Otros tres hombres que habían asistido a la rueda de prensa siguieron a Marc cuando éste abandonó la sala. Marc corrió hasta las cabinas telefónicas más próximas, situadas en la mitad del pasillo. Todas estaban ocupadas por reporteros ansiosos de transmitir sus primicias, y detrás de ellos se había formado una larga cola. Otra cola partía de los dos teléfonos del final del pasillo. Marc cogió el ascensor, pero en la planta baja tropezó con el mismo problema. Su única probabilidad residía en la cabina telefónica del edificio Russell, en la acera de enfrente. Corrió hacia allí, y otros tres hombres le imitaron. Cuando llegó a su meta, una mujer de mediana edad entró en la cabina adelantándosele por un paso, e introdujo dos monedas en la ranura.

—Sí… soy yo. Conseguí el empleo… Sí, muy bueno… Sólo por las mañanas… Empiezo mañana… Pero no puedo quejarme, el sueldo no es malo.

Marc se paseaba de un lado a otro mientras los tres hombres contenían la respiración. Por fin la mujer terminó de hablar y se alejó con una sonrisa radiante, ajena a Marc y sus problemas. Por lo menos, alguien confía en el mañana, pensó Marc. Miró en torno para comprobar que no había nadie cerca, aunque creyó reconocer al hombre apostado junto al cartel de la Asistencia Médica Gratuita. Quizás era uno de sus colegas del FBI. Había visto en alguna parte esa cara oculta detrás de las gafas de sol. Estaba más protegido que el presidente. Marcó el número de la línea privada del director, y le dio el de su cabina telefónica. La campanilla sonó casi inmediatamente.

—Hay que borrar a Thornton de la lista, porque…

—Lo sé, lo sé —respondió el director—. Acabo de hablar por teléfono y he sido informado de la declaración de Thornton. Es precisamente lo que había previsto que diría, si está comprometido. Ciertamente, yo no lo borro de mi lista. En todo caso, refuerzo mis sospechas. Siga ocupándose de los cinco durante toda esta tarde y comuníquese conmigo apenas averigüe algo. No se moleste en venir.

Hubo un clic en la línea. Marc se quedó descorazonado. Apretó la horquilla, esperó el tono para marcar, introdujo otras dos monedas de diez céntimos y marcó el número del «Woodrow Wilson». La enfermera de guardia fue a buscar a Elizabeth, pero volvió y dijo que nadie la había visto en todo el día. Marc colgó, olvidándose de dar las gracias o de despedirse. Bajó en el ascensor hasta la cafetería del sótano, para comer. Su decisión le hizo ganar otros dos clientes a la cafetería. El tercer hombre ya tenía una cita para comer, aunque llegaría tarde.

13.00 horas

Sólo Tony y Xan llegaron puntualmente al hotel «Sheraton» de Silver Spring.
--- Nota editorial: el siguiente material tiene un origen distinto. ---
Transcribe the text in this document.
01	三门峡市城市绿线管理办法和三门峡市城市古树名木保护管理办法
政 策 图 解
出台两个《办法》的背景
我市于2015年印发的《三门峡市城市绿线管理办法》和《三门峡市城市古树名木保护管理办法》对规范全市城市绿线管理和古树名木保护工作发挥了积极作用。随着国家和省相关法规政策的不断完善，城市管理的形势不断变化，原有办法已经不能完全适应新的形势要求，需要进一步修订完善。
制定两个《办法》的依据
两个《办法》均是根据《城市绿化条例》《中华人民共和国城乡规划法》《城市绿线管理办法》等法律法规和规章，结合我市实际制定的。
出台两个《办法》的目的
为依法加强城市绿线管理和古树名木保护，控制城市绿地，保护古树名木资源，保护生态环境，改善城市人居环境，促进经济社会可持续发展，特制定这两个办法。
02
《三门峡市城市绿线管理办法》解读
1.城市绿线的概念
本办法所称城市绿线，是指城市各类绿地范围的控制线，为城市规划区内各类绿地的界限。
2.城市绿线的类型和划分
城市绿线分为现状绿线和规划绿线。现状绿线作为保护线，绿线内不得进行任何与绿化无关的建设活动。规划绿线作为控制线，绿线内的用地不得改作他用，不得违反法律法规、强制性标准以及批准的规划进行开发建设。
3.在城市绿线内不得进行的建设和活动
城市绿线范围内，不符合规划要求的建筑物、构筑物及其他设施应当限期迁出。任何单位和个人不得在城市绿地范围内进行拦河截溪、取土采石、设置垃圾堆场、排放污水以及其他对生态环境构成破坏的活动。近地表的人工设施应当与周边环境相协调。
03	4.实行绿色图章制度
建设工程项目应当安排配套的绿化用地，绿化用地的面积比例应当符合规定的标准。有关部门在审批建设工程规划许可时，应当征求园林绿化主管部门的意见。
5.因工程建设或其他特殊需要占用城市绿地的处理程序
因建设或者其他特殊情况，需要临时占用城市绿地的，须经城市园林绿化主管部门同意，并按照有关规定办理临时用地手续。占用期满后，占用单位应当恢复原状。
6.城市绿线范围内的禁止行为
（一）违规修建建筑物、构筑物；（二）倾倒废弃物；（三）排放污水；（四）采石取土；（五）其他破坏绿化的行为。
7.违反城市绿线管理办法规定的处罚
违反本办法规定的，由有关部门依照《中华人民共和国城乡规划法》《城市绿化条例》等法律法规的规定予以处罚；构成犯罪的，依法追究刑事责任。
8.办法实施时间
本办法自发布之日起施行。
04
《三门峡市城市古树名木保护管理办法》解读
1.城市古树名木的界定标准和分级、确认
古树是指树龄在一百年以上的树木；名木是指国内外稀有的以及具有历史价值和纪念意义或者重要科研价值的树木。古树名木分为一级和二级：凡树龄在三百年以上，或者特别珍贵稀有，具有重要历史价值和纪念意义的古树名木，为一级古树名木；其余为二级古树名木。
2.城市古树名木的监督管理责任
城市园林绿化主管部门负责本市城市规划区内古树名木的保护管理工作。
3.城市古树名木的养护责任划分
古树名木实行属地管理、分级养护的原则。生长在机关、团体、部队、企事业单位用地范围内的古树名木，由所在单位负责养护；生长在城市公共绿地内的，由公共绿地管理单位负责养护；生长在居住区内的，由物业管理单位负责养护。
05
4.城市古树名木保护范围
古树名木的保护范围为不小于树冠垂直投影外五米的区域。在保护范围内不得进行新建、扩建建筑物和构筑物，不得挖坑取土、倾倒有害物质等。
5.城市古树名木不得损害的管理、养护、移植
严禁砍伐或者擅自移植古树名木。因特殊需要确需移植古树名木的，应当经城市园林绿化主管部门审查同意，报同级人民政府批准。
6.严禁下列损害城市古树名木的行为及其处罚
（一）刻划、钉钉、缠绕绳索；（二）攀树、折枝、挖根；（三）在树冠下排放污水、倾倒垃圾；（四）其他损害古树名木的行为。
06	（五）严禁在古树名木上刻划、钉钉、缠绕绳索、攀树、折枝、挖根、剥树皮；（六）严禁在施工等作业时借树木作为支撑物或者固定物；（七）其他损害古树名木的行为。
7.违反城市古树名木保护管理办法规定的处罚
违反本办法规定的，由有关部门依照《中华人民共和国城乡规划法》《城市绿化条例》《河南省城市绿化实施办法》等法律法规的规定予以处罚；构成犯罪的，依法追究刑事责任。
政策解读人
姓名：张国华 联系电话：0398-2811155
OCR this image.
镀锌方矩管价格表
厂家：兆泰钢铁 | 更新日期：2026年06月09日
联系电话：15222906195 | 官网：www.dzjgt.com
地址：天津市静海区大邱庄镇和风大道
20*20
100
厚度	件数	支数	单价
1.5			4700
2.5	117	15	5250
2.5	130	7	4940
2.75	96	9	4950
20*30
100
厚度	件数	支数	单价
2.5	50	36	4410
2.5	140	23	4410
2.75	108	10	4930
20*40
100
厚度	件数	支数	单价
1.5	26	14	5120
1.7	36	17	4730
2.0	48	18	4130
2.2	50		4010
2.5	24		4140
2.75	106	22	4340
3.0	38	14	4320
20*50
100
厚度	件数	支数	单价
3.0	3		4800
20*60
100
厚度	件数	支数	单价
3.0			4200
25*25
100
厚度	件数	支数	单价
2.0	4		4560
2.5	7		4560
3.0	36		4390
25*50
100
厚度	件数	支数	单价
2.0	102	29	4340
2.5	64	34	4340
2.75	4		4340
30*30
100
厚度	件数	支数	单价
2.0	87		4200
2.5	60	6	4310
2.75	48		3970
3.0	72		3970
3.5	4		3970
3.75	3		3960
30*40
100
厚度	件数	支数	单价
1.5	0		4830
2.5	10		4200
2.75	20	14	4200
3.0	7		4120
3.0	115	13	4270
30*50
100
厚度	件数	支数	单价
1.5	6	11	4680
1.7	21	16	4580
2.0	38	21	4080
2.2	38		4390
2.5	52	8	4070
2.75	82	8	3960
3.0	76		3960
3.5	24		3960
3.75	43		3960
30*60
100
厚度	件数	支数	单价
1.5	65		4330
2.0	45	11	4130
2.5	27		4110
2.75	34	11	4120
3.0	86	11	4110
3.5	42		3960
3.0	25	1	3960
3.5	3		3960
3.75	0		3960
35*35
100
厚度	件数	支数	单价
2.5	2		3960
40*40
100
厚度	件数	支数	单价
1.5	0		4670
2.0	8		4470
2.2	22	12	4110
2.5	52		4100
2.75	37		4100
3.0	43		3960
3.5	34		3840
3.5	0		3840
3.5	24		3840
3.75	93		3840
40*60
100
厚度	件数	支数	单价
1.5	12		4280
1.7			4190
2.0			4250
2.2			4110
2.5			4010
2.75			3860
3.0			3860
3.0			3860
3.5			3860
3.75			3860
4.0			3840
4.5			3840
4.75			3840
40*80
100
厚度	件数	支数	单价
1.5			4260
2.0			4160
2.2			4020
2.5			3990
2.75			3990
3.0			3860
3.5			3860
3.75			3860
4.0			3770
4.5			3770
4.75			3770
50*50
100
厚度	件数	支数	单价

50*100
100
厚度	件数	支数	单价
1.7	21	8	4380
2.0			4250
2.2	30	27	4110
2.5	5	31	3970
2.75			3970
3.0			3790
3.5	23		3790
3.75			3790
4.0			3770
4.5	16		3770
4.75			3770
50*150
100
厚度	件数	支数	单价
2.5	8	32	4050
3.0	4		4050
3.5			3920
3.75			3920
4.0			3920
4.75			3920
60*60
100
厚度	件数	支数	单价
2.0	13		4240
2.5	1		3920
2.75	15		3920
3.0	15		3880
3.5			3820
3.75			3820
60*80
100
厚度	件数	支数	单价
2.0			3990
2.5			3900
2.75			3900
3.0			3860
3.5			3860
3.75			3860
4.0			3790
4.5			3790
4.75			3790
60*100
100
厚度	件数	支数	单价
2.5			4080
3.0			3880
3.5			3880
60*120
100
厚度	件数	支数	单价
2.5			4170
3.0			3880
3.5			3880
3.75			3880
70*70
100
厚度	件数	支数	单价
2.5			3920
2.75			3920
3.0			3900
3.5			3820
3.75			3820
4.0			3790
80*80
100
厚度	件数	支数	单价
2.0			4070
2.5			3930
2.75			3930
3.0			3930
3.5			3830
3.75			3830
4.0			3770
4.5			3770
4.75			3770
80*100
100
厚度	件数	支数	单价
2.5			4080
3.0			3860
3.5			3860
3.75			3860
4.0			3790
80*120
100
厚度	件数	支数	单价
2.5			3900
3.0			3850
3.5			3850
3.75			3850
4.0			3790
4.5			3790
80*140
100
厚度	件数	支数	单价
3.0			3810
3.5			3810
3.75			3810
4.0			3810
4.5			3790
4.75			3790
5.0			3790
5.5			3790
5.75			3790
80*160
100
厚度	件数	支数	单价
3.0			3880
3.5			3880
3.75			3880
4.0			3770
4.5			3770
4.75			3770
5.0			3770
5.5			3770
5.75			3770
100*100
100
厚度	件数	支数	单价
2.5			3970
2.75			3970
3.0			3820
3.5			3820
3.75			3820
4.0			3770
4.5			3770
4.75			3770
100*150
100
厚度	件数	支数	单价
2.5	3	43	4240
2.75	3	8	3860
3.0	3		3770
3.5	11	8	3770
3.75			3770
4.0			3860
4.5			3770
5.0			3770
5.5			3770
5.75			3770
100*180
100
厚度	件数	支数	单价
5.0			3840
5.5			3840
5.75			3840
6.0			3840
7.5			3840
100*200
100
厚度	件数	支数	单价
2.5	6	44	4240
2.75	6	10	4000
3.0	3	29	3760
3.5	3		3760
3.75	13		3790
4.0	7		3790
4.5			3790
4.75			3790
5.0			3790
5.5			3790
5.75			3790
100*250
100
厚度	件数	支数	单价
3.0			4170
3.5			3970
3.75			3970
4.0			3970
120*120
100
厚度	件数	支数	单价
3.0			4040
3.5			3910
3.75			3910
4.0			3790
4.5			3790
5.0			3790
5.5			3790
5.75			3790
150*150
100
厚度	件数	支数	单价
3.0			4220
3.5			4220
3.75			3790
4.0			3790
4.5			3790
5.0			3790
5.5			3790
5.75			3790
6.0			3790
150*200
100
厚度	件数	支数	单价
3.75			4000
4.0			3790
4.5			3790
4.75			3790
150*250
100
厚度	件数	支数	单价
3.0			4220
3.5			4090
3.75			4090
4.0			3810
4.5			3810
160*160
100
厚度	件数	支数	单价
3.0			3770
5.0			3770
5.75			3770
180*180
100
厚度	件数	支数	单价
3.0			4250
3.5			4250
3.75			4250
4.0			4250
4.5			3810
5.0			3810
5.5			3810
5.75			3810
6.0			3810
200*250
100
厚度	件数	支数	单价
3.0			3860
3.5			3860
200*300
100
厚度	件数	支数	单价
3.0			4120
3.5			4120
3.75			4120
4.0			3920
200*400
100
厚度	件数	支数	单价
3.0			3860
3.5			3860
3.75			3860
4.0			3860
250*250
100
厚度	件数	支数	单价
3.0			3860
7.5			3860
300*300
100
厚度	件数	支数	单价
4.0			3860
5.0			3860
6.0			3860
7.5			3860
Habían pasado muchas horas juntos pero casi nunca se hablaban. Tony se preguntaba en qué pensaba el japonés durante todo ese tiempo. Tony había estado muy activo estudiando las rutas para el último día, poniendo el «Buick» a punto… y conduciendo al presidente y a Matson. Todos le trataban como si fuera un condenado taxista. Era tan competente como ellos, en cualquier circunstancia, ¿y dónde diablos estarían sin él? Si no hubiera sido por él, aún estarían lidiando con esos jodidos agentes del FBI. Fuera como fuere, a la noche siguiente todo habría terminado, y él podría partir y gastar parte del dinero que con tanto esfuerzo había ganado. No había decidido si iría a Miami o a Las Vegas. Tony siempre derrochaba el dinero antes de haberlo cobrado. Entró el presidente, con un cigarrillo colgando de los labios, como siempre. Los miró y preguntó hoscamente dónde estaba Matson. Ambos negaron con la cabeza. Matson siempre trabajaba solo. No confiaba en nadie. El presidente estaba enfadado y no hacía ningún esfuerzo por disimularlo. El senador apareció pocos minutos después, con la misma expresión irritada, pero ni siquiera se percató de la ausencia de Matson.